报告时间:11月9日-12日 晚上 6:30-9:00
报告地点:9999js金沙老品牌第三教学大楼340报告厅
Fundamental Principles of Optical Fibers and Waveguides
Katsu Okamoto
CTO AiDi Corporation
Email: katsu@okamoto-lab.com
Optical fibers, PLCs (planar lightwave circuits) and InP PICs (photonic integrated circuits) are fundamental building blocks of optical communication systems such as wavelength division multiplexing (WDM), time division multiplexing (TDM), code division multiplexing (CDM) systems, and fiber-to-the-home (FTTH) access networks. The most prominent feature of the planar waveguide device is its simple and well defined waveguide structure. This allows us to fabricate functional devices such as arrayed-waveguide gratings (AWGs), reconfigurable optical add/drop multiplexers (ROADMs), wavelength selective switches (WSSs), and etc.
Planar waveguide devices are widely regarded as the best hope to meet rapidly growing bandwidth requirements while similarly reducing cost per bit. Benefits of photonic integration come mainly from (1) small size by eliminating fiber connections, (2) high reliability and (3) stability of the spatial/temporal interference circuits. The third is specific to photonic devices and is not applicable to electronics circuits.
Silicon photonics is now a technical focus, because it potentially offers an entirely new generation of ultra-compact and low-cost photonic integrated circuits. By integrating fundamental building blocks (such as lasers, modulators, multi/demultiplexer, and detectors) on a single silicon substrate, one could produce a silicon photonics chip that has both electronic and photonics functionalities.
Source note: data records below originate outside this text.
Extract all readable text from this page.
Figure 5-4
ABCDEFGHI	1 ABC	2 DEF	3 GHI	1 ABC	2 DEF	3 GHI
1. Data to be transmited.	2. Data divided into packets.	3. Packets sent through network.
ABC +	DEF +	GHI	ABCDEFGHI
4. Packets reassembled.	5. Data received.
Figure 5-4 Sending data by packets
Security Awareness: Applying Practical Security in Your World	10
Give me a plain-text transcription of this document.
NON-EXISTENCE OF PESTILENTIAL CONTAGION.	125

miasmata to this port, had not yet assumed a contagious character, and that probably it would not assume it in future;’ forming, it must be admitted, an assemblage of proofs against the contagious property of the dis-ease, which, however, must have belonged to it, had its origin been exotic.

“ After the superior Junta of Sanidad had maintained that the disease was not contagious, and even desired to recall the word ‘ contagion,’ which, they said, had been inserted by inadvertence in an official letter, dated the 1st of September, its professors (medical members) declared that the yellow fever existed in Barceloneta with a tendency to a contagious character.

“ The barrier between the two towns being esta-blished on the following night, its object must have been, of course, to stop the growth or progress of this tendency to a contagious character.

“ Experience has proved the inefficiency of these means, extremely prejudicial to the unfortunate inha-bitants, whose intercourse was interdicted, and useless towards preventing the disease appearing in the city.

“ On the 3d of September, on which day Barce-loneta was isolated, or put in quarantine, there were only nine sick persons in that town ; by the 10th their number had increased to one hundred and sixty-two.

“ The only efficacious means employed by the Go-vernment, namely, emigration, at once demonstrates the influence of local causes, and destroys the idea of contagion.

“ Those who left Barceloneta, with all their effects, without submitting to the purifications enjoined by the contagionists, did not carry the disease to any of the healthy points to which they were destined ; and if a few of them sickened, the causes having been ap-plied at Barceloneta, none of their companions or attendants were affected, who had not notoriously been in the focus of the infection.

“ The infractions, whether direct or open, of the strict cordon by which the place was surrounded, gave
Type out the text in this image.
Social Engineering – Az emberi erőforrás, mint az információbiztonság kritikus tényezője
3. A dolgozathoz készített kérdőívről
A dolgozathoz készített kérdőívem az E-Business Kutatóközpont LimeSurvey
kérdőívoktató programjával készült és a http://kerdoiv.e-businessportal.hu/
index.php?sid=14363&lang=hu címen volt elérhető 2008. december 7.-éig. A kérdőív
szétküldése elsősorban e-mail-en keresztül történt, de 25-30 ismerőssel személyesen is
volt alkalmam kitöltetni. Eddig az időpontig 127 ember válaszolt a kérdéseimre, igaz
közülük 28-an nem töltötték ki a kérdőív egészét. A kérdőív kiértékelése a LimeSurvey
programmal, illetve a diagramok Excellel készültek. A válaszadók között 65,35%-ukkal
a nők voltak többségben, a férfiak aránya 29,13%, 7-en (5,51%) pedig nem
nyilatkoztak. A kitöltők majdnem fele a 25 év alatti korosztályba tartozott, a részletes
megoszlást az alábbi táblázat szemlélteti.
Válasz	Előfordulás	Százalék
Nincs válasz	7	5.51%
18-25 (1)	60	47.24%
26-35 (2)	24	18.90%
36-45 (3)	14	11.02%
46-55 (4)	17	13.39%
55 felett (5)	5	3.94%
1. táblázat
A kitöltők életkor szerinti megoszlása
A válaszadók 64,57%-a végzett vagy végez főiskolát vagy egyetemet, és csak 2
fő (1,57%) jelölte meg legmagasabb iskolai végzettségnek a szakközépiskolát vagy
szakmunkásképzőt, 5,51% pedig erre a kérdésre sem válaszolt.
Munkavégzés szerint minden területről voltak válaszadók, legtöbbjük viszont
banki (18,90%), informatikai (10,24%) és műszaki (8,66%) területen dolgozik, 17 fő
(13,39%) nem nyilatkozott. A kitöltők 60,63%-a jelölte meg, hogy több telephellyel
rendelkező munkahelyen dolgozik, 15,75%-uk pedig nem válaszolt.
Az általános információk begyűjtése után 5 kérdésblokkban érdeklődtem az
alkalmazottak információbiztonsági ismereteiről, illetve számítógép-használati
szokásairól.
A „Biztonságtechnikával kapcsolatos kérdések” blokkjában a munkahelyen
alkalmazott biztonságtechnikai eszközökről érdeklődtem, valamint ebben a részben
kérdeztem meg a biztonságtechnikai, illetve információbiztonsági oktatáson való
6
The lecture will describe fundamental principles of fibers and waveguides, numerical analysis/design technique such as BPM, and review state-of-the-art fiber and PLC technologies such as photonic crystal fibers, AWGs, and silicon photonics etc.
Outline of the lecture:
1. Optical waveguides
2. Optical fibers
3. Nonlinear optical effects in fibers
4. Beam propagation method
5. Principle of AWG and functional PLC devices
6. Silicon photonics
2. Optical fibers
3. Nonlinear optical effects in fibers
4. Beam propagation method
5. Principle of AWG and functional PLC devices
6. Silicon photonics
Okamoto教授介绍:
Katsunari Okamoto received the B.S., M.S., and Ph.D. degrees in electronics engineering from Tokyo University, Tokyo, Japan, in 1972, 1974, and 1977, respectively. He joined Nippon Telegraph and Telephone Corporation (NTT), Japan, in 1977, and was engaged in the research on transmission characteristics of fibers and fiber-optic components. He proposed for the first time the dispersion-flattened fiber (DFF) and succeeded in fabrication of DFF that had chromatic dispersion less than +/-1 ps/km/nm over a wide spectral range. Since 1990, he has been working on the analysis and synthesis of guided-wave devices, the computer-aided-design (CAD) and fabrication of silica-based planar lightwave circuits (PLCs) at NTT Photonics Laboratories. He developed a CAD tool based on the beam propagation method and a FEM waveguide and stress analyses. The design tool for arrayed-waveguide grating (AWG) filter is widely utilized in NTT Photonics Laboratory and its subsidiary company (NEL). He is well-known for developing various kinds of AWGs and integrated-optic reconfigurable add/drop multiplexers. AWGs are now widely used in the commercial WDM systems. From 2006 to 2008, he was a Professor of Electrical and Computer Engineering at the University of California at Davis (UC Davis). His research at UC Davis includes passive and active photonics devices for high-performance all optical networks. He is currently the CTO of AiDi Corporation, Japan.
Dr. Okamoto is a Fellow of the Institute of Electrical and Electronics Engineers (IEEE). He has published more than 240 papers in technical journals and international conferences. He authored and co-authored 8 books including “Fundamentals of Optical Waveguides” (Elsevier).